The researchers were fortunate to have a laboratory seemingly set up for the study: certain of the islands in the archipelago had hosted deer for over 50 years, while others had them for less than 20 years and some never had deer. They collected invertebrates (including bees, other insects, beetles, and spiders) in three different habitat types on each kind of island: leaf litter in the forest interior; vegetation lower than the level deer can browse in the forest interior; and vegetation lower than the deer-browse line at the forest edge.

They found that at the forest’s edge, the longer deer had been present on an island, the less diverse and abundant the invertebrate population. In the heart of the forest and especially at forest edges, invertebrate populations were significantly reduced only on islands that had been home to deer for more than 50 years. Leaf litter populations were not significantly affected regardless of deer-browse history. These results suggest that deer browsing has a significant impact on insects that rely on forest understory vegetation and that this relationship is exacerbated at forest edges and in places where deer have been browsing for many years.

It seems logical that when insects become fewer and less diverse, so do their predators, including songbirds, which is what Allombert and his team studied next. They sampled bird populations on each of the six islands where invertebrates were studied and reviewed relevant data from a larger set of 31 islands. They found that songbird abundance decreased most on islands where deer had been browsing the longest, and that birds that rely on understory vegetation for food, shelter, and nesting (like warblers and woodpeckers) suffered the greatest reduction.
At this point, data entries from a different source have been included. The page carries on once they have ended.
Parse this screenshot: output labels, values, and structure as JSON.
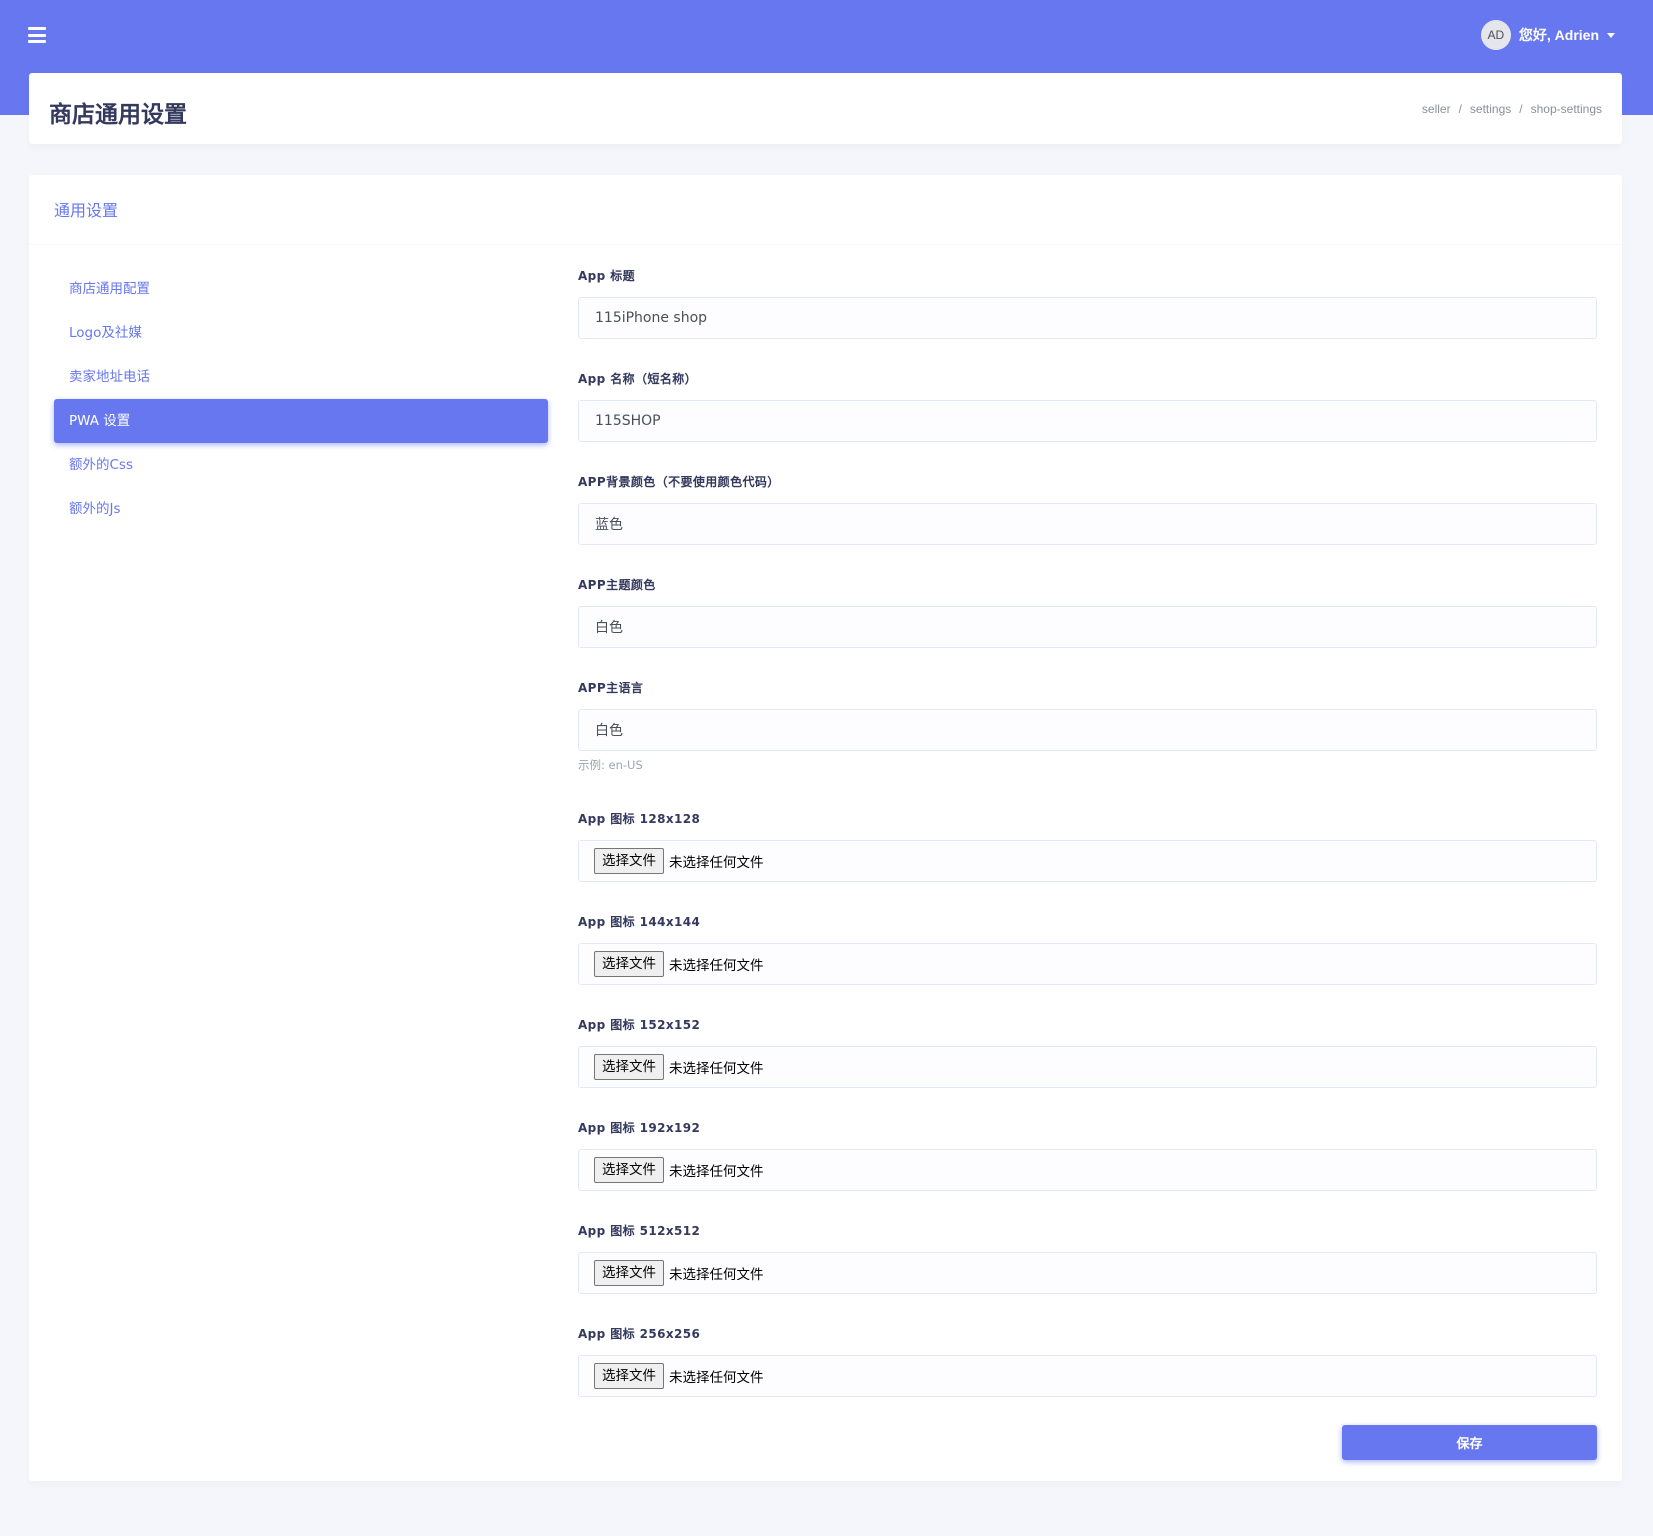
{
  "topbar": {
    "menu_icon": "hamburger-icon",
    "avatar_initials": "AD",
    "greeting": "您好, Adrien",
    "caret_icon": "caret-down-icon"
  },
  "header": {
    "title": "商店通用设置",
    "breadcrumb": [
      "seller",
      "settings",
      "shop-settings"
    ],
    "breadcrumb_sep": "/"
  },
  "card": {
    "title": "通用设置"
  },
  "sidebar": {
    "items": [
      {
        "label": "商店通用配置"
      },
      {
        "label": "Logo及社媒"
      },
      {
        "label": "卖家地址电话"
      },
      {
        "label": "PWA 设置",
        "active": true
      },
      {
        "label": "额外的Css"
      },
      {
        "label": "额外的Js"
      }
    ]
  },
  "form": {
    "app_title": {
      "label": "App 标题",
      "value": "115iPhone shop"
    },
    "app_name": {
      "label": "App 名称（短名称）",
      "value": "115SHOP"
    },
    "bg_color": {
      "label": "APP背景颜色（不要使用颜色代码）",
      "value": "蓝色"
    },
    "theme_color": {
      "label": "APP主题颜色",
      "value": "白色"
    },
    "language": {
      "label": "APP主语言",
      "value": "白色",
      "help": "示例: en-US"
    },
    "icons": [
      {
        "label": "App 图标 128x128"
      },
      {
        "label": "App 图标 144x144"
      },
      {
        "label": "App 图标 152x152"
      },
      {
        "label": "App 图标 192x192"
      },
      {
        "label": "App 图标 512x512"
      },
      {
        "label": "App 图标 256x256"
      }
    ],
    "file_button_label": "选择文件",
    "file_status": "未选择任何文件",
    "save_label": "保存"
  },
  "colors": {
    "primary": "#6777ef",
    "page_bg": "#f5f6fb",
    "title": "#34395e"
  }
}
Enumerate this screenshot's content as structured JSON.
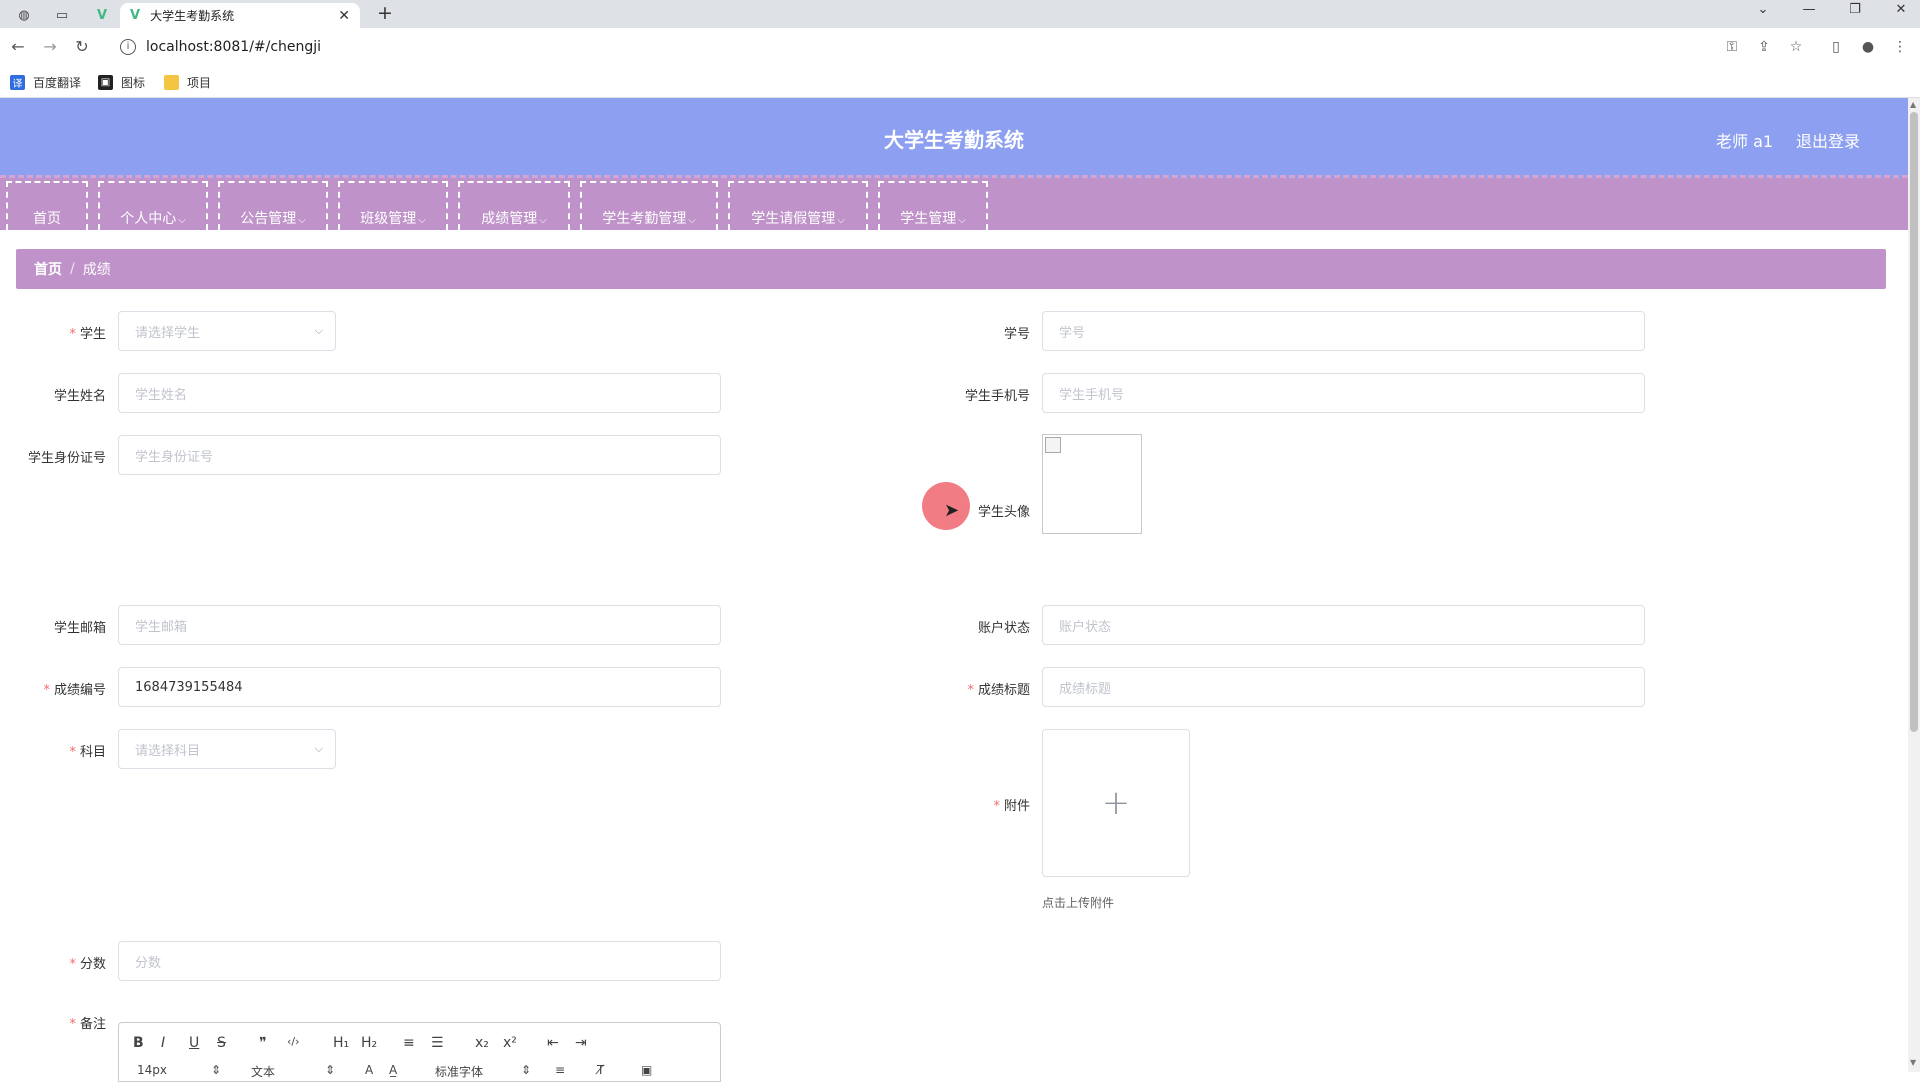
{
  "browser": {
    "tab_title": "大学生考勤系统",
    "url": "localhost:8081/#/chengji",
    "bookmarks": [
      {
        "label": "百度翻译",
        "icon": "translate-icon",
        "color": "#2f6de1"
      },
      {
        "label": "图标",
        "icon": "image-icon",
        "color": "#222222"
      },
      {
        "label": "项目",
        "icon": "folder-icon",
        "color": "#f4c542"
      }
    ]
  },
  "header": {
    "title": "大学生考勤系统",
    "user": "老师 a1",
    "logout": "退出登录",
    "color": "#8c9ff0"
  },
  "nav": {
    "items": [
      {
        "label": "首页",
        "has_dropdown": false
      },
      {
        "label": "个人中心",
        "has_dropdown": true
      },
      {
        "label": "公告管理",
        "has_dropdown": true
      },
      {
        "label": "班级管理",
        "has_dropdown": true
      },
      {
        "label": "成绩管理",
        "has_dropdown": true
      },
      {
        "label": "学生考勤管理",
        "has_dropdown": true
      },
      {
        "label": "学生请假管理",
        "has_dropdown": true
      },
      {
        "label": "学生管理",
        "has_dropdown": true
      }
    ],
    "color": "#bf93c9"
  },
  "breadcrumb": {
    "home": "首页",
    "current": "成绩"
  },
  "form": {
    "student": {
      "label": "学生",
      "placeholder": "请选择学生",
      "required": "*"
    },
    "student_no": {
      "label": "学号",
      "placeholder": "学号"
    },
    "student_name": {
      "label": "学生姓名",
      "placeholder": "学生姓名"
    },
    "student_phone": {
      "label": "学生手机号",
      "placeholder": "学生手机号"
    },
    "student_id_card": {
      "label": "学生身份证号",
      "placeholder": "学生身份证号"
    },
    "student_avatar": {
      "label": "学生头像"
    },
    "student_email": {
      "label": "学生邮箱",
      "placeholder": "学生邮箱"
    },
    "account_status": {
      "label": "账户状态",
      "placeholder": "账户状态"
    },
    "score_no": {
      "label": "成绩编号",
      "value": "1684739155484",
      "required": "*"
    },
    "score_title": {
      "label": "成绩标题",
      "placeholder": "成绩标题",
      "required": "*"
    },
    "subject": {
      "label": "科目",
      "placeholder": "请选择科目",
      "required": "*"
    },
    "attachment": {
      "label": "附件",
      "tip": "点击上传附件",
      "required": "*"
    },
    "score": {
      "label": "分数",
      "placeholder": "分数",
      "required": "*"
    },
    "remark": {
      "label": "备注",
      "required": "*"
    }
  },
  "editor": {
    "font_size": "14px",
    "text_style": "文本",
    "font_family": "标准字体",
    "buttons": [
      "B",
      "I",
      "U",
      "S",
      "❞",
      "‹/›",
      "H₁",
      "H₂",
      "≡",
      "☰",
      "x₂",
      "x²",
      "⇤",
      "⇥"
    ]
  }
}
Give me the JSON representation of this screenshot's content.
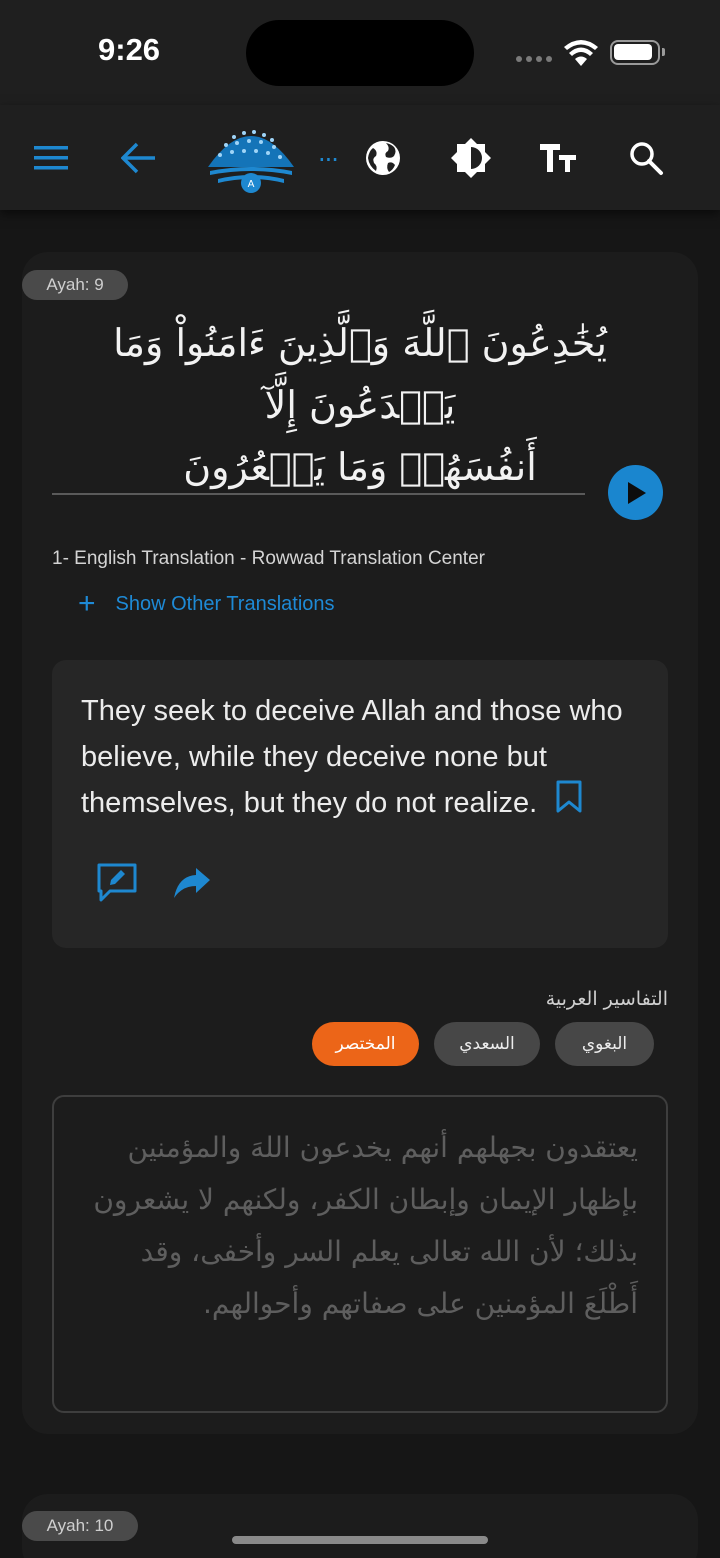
{
  "status_bar": {
    "time": "9:26"
  },
  "toolbar": {
    "icons": [
      "menu-icon",
      "back-arrow-icon",
      "app-logo",
      "more-icon",
      "globe-icon",
      "theme-icon",
      "text-size-icon",
      "search-icon"
    ],
    "more_label": "...",
    "accent_color": "#1e88d0"
  },
  "ayah": {
    "badge": "Ayah: 9",
    "arabic_line1": "يُخَٰدِعُونَ ٱللَّهَ وَٱلَّذِينَ ءَامَنُواْ وَمَا يَخۡدَعُونَ إِلَّآ",
    "arabic_line2": "أَنفُسَهُمۡ وَمَا يَشۡعُرُونَ",
    "play_color": "#1a86cf"
  },
  "translation": {
    "title": "1- English Translation - Rowwad Translation Center",
    "show_other": "Show Other Translations",
    "text": "They seek to deceive Allah and those who believe, while they deceive none but themselves, but they do not realize."
  },
  "tafsir": {
    "label": "التفاسير العربية",
    "chips": [
      {
        "label": "البغوي",
        "selected": false
      },
      {
        "label": "السعدي",
        "selected": false
      },
      {
        "label": "المختصر",
        "selected": true
      }
    ],
    "selected_color": "#ec6518",
    "text": "يعتقدون بجهلهم أنهم يخدعون اللهَ والمؤمنين بإظهار الإيمان وإبطان الكفر، ولكنهم لا يشعرون بذلك؛ لأن الله تعالى يعلم السر وأخفى، وقد أَطْلَعَ المؤمنين على صفاتهم وأحوالهم."
  },
  "next_ayah": {
    "badge": "Ayah: 10"
  }
}
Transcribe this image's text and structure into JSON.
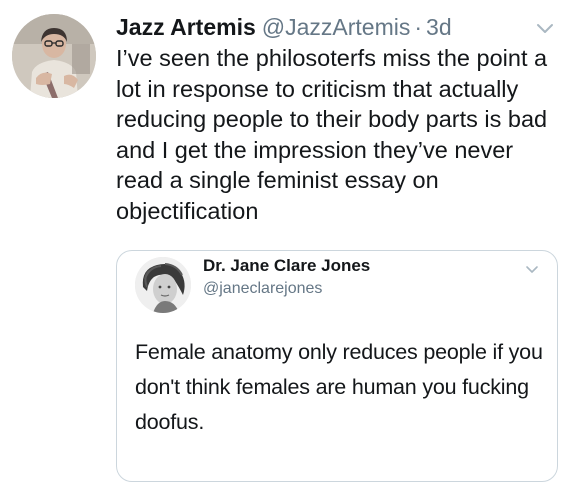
{
  "tweet": {
    "display_name": "Jazz Artemis",
    "handle": "@JazzArtemis",
    "separator": "·",
    "time": "3d",
    "text": "I’ve seen the philosoterfs miss the point a lot in response to criticism that actually reducing people to their body parts is bad and I get the impression they’ve never read a single feminist essay on objectification",
    "caret_icon": "chevron-down-icon"
  },
  "quoted_tweet": {
    "display_name": "Dr. Jane Clare Jones",
    "handle": "@janeclarejones",
    "text": "Female anatomy only reduces people if you don't think females are human you fucking doofus.",
    "caret_icon": "chevron-down-icon"
  },
  "colors": {
    "text_primary": "#14171a",
    "text_secondary": "#657786",
    "border": "#ccd6dd",
    "background": "#ffffff"
  }
}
In our own region, with a burgeoning deer population and noticeable declines in songbird populations (also attributable to environmental changes including climate change, acid rain, and habitat loss), these studies shed new light on the complex relationships that take place in the forest, where deer are estimated to exceed the capacity of the ecosystem to support them in 73 percent of their range. This outpacing of carrying capacity, write Allombert and colleagues, “when put together with results from this and previous studies, underline[s] the potential role of deer abundance as a factor explaining negative population trends in forest songbirds, a role probably still underestimated.”